With that in mind, we've put together this guide to help you get through a typical Christmas season in the Philippines. Many of them may seem like "common sense" advice to you, but as you will see, "common sense" isn't that common:
Book Your Christmas Trips in Advance
When we say "in advance," we mean "at least six months ahead, if possible." Since it's the holiday season, expect bus terminals, airports, ferry services, etc. to be swamped with people. Now, that isn't a bad thing, on its own — if it didn't mean that tickets would be in short supply. So book any trips as far ahead as you can, or you won't be able to book any at all!
Stay Tuned for PAG-ASA's Updates
As of this writing, Typhoon Nona is thankfully showing signs of leaving the Philippines for good. However, as we've mentioned several times before, it's better to be safe than sorry. Have a back-up plan in case your flight gets cancelled due to inclement weather, and make sure to prepare for typhoons when they come!
Wrap Up Your Banking Transactions ASAP
Philippine banks close up early near December 24 and 25, so if you have any transactions to settle, settle them as soon as you can. Also, as soon as you receive your salary, withdraw it from your nearest ATM a.s.a.p. Otherwise, you'll have to deal with malfunctioning ATMs (which is a common occurrence around Christmas in the Philippines), and you won't have any cash to spend for those extravagant Yuletide parties!
Secure Your House
Speaking of "extravagant Yuletide parties," Filipinos love to celebrate those. However, unscrupulous people (read: thieves) take advantage of these events to sneak into houses while everyone else is having a good time. So if you're going to hold a big party at your house, make sure to invite only people you know, and secure any areas where thieves may enter.
Buy Christmas Lights From Reputable Sources
Some of those reputable sources are listed here. If you're purchasing Christmas lights, make sure they have genuine Import Commodity Clearance (ICC) stickers. It's better to shell out a hefty Php300 for quality lights, than to "save" on Php50 ones that can cause fires due to shoddy craftsmanship. To test Christmas lights, check out this article for more tips.
Place Christmas Decorations in Safe Places
Christmas decorations may be beautiful, but they can also be obstructive. Put them in a place that won't get in the way of passersby. Christmas lights, in particular, should be installed in places where rainfall won't reach them. The last thing you want is for them to malfunction due to short circuits!

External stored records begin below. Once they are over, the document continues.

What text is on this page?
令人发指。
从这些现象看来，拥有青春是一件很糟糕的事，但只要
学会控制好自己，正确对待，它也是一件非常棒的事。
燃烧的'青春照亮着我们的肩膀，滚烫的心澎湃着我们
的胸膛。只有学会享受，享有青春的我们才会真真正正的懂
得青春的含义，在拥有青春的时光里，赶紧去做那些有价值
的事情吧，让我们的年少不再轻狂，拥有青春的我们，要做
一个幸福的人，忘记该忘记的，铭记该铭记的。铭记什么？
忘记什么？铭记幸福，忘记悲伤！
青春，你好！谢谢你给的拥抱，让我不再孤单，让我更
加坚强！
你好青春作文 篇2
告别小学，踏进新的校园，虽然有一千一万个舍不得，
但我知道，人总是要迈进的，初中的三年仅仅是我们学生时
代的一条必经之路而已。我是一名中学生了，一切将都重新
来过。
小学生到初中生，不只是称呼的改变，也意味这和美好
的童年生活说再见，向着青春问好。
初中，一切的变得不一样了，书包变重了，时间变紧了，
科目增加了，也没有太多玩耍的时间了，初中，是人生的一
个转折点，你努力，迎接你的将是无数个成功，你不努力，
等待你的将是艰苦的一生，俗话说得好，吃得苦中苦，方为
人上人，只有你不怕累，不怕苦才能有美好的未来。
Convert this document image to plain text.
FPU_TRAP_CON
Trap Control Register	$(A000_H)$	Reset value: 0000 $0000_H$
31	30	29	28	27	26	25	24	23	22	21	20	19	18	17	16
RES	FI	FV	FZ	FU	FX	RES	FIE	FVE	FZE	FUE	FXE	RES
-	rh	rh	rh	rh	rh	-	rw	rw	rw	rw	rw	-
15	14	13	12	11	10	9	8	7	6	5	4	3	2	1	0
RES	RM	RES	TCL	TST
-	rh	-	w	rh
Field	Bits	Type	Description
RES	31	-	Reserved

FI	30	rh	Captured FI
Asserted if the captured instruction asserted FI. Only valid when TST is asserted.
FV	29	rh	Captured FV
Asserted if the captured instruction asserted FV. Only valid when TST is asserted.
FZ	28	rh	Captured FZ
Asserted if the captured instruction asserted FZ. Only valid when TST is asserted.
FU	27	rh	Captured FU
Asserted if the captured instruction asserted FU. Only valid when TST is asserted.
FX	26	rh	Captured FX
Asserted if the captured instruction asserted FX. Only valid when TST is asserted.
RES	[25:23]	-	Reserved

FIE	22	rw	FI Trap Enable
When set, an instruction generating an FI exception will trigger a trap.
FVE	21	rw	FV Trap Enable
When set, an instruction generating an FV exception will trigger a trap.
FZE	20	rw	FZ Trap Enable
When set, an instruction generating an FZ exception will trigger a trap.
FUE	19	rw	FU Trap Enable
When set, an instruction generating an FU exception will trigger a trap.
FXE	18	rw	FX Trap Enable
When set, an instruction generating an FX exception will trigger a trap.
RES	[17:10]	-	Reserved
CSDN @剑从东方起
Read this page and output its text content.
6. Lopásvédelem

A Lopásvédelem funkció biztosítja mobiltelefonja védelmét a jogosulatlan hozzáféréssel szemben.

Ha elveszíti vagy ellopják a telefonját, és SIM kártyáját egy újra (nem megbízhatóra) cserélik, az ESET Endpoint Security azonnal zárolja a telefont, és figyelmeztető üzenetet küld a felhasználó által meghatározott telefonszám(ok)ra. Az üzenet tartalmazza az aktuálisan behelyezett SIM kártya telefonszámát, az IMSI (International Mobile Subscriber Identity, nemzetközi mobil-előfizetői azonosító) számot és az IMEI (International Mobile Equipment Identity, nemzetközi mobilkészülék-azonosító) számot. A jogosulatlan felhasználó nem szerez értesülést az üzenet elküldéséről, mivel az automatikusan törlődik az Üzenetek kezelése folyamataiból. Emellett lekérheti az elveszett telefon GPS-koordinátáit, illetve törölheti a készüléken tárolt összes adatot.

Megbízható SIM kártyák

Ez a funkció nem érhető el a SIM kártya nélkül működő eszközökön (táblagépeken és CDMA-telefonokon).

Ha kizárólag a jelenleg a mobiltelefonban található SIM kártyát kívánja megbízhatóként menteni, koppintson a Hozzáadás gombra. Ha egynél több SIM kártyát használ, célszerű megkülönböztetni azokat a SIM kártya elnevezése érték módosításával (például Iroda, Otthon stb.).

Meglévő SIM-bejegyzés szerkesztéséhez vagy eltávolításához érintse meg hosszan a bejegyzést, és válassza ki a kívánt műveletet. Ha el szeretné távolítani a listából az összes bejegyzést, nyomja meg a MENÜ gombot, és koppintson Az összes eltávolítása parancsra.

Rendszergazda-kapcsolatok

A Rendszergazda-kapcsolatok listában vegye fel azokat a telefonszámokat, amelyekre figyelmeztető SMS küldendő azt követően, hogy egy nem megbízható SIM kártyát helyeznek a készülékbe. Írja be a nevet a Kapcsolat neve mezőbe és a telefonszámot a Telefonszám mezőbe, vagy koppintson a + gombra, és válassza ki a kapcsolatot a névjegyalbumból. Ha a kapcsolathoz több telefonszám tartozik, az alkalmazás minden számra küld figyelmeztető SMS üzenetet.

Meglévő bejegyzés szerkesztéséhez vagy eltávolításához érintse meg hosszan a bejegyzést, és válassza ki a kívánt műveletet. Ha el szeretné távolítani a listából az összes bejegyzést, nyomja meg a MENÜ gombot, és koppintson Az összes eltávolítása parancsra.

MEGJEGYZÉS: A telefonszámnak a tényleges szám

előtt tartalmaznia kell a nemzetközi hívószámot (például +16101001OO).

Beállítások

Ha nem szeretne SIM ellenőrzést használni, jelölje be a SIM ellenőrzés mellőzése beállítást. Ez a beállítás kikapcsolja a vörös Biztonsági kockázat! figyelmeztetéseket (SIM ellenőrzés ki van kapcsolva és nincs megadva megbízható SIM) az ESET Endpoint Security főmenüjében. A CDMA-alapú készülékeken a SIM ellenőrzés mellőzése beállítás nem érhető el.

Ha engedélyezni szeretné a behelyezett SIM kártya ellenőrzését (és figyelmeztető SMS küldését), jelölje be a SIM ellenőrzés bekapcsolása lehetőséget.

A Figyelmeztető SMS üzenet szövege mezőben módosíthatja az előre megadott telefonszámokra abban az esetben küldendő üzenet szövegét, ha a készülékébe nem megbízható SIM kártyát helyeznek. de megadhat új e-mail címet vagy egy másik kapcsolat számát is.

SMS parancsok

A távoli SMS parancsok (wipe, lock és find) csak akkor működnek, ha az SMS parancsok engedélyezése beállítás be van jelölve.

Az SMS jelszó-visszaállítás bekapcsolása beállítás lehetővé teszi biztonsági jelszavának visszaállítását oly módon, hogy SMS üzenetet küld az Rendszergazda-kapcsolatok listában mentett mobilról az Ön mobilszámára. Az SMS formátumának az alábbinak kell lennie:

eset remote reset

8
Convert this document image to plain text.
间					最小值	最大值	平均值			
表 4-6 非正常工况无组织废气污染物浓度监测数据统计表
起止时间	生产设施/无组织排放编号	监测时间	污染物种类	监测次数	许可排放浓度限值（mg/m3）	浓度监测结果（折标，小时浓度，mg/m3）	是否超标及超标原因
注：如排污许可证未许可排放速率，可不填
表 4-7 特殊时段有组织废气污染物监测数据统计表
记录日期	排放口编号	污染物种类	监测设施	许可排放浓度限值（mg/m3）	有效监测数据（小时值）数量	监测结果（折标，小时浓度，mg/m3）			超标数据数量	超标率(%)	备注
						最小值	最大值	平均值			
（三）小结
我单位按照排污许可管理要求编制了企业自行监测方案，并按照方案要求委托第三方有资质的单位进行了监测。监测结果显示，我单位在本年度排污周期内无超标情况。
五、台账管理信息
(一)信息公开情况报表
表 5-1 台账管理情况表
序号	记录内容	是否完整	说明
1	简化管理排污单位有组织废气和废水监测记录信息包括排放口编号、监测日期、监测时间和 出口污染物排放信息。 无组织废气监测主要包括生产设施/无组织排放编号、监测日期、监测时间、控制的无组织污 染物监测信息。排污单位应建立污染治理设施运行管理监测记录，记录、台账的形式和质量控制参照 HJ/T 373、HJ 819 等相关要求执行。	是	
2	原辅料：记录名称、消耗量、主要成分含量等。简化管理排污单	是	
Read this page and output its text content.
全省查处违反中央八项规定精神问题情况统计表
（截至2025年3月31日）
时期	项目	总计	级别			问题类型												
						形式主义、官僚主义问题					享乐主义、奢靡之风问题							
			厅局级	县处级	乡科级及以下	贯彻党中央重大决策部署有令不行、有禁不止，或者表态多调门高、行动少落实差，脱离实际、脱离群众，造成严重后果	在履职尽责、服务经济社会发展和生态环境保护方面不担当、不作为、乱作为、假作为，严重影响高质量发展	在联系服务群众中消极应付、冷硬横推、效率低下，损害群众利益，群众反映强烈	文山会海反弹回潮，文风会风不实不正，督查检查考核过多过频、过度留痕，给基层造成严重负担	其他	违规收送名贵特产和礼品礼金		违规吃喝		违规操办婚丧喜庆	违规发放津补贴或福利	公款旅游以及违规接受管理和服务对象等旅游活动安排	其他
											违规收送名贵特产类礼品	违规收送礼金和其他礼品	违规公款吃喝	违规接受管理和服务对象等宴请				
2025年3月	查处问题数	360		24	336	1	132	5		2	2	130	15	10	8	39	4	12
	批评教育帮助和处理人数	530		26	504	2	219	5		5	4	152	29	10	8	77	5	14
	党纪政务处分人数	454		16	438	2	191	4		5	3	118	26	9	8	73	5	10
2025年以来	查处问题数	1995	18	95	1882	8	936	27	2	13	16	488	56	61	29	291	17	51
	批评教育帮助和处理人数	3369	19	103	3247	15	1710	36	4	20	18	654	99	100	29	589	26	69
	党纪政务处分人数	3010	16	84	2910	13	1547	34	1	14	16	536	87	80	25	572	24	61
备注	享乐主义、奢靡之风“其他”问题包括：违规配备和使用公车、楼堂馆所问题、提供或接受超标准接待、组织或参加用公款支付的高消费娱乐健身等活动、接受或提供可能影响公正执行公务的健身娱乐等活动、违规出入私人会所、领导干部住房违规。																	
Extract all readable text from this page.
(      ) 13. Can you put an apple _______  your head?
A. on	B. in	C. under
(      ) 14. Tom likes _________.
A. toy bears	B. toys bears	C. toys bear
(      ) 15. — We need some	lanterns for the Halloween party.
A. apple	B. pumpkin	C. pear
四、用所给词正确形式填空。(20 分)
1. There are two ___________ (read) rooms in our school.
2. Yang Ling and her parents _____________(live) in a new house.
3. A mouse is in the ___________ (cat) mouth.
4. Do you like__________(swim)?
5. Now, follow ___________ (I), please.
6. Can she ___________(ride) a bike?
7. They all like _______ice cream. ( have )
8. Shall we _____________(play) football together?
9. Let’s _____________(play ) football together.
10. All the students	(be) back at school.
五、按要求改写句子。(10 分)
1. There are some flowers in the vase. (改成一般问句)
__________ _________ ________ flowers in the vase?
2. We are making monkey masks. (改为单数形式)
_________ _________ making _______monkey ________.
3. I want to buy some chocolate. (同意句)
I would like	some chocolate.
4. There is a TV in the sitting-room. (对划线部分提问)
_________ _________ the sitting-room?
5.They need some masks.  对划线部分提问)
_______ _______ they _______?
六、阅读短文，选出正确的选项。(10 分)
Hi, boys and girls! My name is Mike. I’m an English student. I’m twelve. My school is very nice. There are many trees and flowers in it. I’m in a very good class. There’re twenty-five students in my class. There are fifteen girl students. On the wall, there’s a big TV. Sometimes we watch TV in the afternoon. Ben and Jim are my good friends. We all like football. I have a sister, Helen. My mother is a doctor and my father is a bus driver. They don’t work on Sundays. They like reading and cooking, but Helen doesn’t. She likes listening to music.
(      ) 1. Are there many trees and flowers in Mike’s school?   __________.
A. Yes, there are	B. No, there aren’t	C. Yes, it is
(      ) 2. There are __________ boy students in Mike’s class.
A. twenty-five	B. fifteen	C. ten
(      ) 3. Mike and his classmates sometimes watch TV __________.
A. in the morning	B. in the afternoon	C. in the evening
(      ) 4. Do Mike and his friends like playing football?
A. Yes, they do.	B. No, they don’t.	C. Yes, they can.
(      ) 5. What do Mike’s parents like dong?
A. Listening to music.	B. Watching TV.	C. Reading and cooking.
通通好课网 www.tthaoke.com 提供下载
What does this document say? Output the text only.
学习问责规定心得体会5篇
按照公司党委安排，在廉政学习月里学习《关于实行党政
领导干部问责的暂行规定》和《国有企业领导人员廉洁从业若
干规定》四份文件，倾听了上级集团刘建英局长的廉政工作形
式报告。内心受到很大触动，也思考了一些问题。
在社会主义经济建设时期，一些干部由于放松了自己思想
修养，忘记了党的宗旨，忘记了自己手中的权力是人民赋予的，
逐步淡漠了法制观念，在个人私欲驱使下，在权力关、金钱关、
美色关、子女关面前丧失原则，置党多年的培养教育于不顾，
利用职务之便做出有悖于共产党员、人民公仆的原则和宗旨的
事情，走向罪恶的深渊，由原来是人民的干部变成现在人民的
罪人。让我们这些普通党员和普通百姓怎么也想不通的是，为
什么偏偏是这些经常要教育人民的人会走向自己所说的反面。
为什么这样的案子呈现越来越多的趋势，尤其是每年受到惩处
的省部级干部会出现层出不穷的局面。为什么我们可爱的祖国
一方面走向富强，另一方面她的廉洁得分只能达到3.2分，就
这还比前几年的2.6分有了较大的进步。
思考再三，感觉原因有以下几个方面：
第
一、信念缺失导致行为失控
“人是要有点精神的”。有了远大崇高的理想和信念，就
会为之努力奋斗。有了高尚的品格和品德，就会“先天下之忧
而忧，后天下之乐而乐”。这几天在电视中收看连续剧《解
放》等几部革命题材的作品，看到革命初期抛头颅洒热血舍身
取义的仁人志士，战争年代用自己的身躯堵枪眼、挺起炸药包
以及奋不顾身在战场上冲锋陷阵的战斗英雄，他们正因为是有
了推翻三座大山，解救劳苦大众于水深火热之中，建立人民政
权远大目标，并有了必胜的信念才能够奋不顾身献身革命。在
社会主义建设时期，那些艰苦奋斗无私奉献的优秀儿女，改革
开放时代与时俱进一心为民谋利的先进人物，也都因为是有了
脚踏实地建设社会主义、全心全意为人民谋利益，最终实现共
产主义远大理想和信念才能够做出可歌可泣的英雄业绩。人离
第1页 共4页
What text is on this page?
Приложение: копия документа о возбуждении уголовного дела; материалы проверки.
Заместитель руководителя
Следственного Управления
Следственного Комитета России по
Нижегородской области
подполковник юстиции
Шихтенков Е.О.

Check Everything Before You Leave
If you'll be leaving your house unoccupied for a long time, make sure you leave no stone unturned (so to speak). Check your plumbing for leaks, your electrical connections for broken/defective wires and your doors for any openings that thieves may enter. This way, you can schedule an appointment with your local repairman/plumber, and you'll increase your chances of your house being in one piece once you come back to it.
Inform People That You're Leaving
In case you'll be away from home, and you're anticipating deliveries during that time, come up with a secure way to "receive" those deliveries. You can leave a maid or two in charge of your house, or let a trustworthy neighbor know about your extended absence. Better yet, schedule your deliveries such that they'll arrive at your home when you're not away.
Celebrate Christmas in a Safe Way
You don't need to celebrate Christmas in a flashy way. You can always just use trumpets and other non-explosive noise-making devices to usher in another year. If you have pets and small children, keep them away from your neighbors' firecrackers. If you must use firecrackers, make sure they're on the list of authorized pyrotechnic devices. Otherwise, have a first-aid kit at the ready, and prepare to bring any injured member of your family to the hospital if necessary.
It might sound like a hackneyed, saccharine piece of advice, but really: Thinking positive is the best way to make the most of Christmas, or of any season for that matter. Take Christmas as an opportunity to relax, rewind and be thankful for everything you've had this year. If the year's been a good one overall, then be thankful; if not, then look forward to the next year — and the year after that — as a chance to get things right. May you have a great 2016, and Merry Christmas!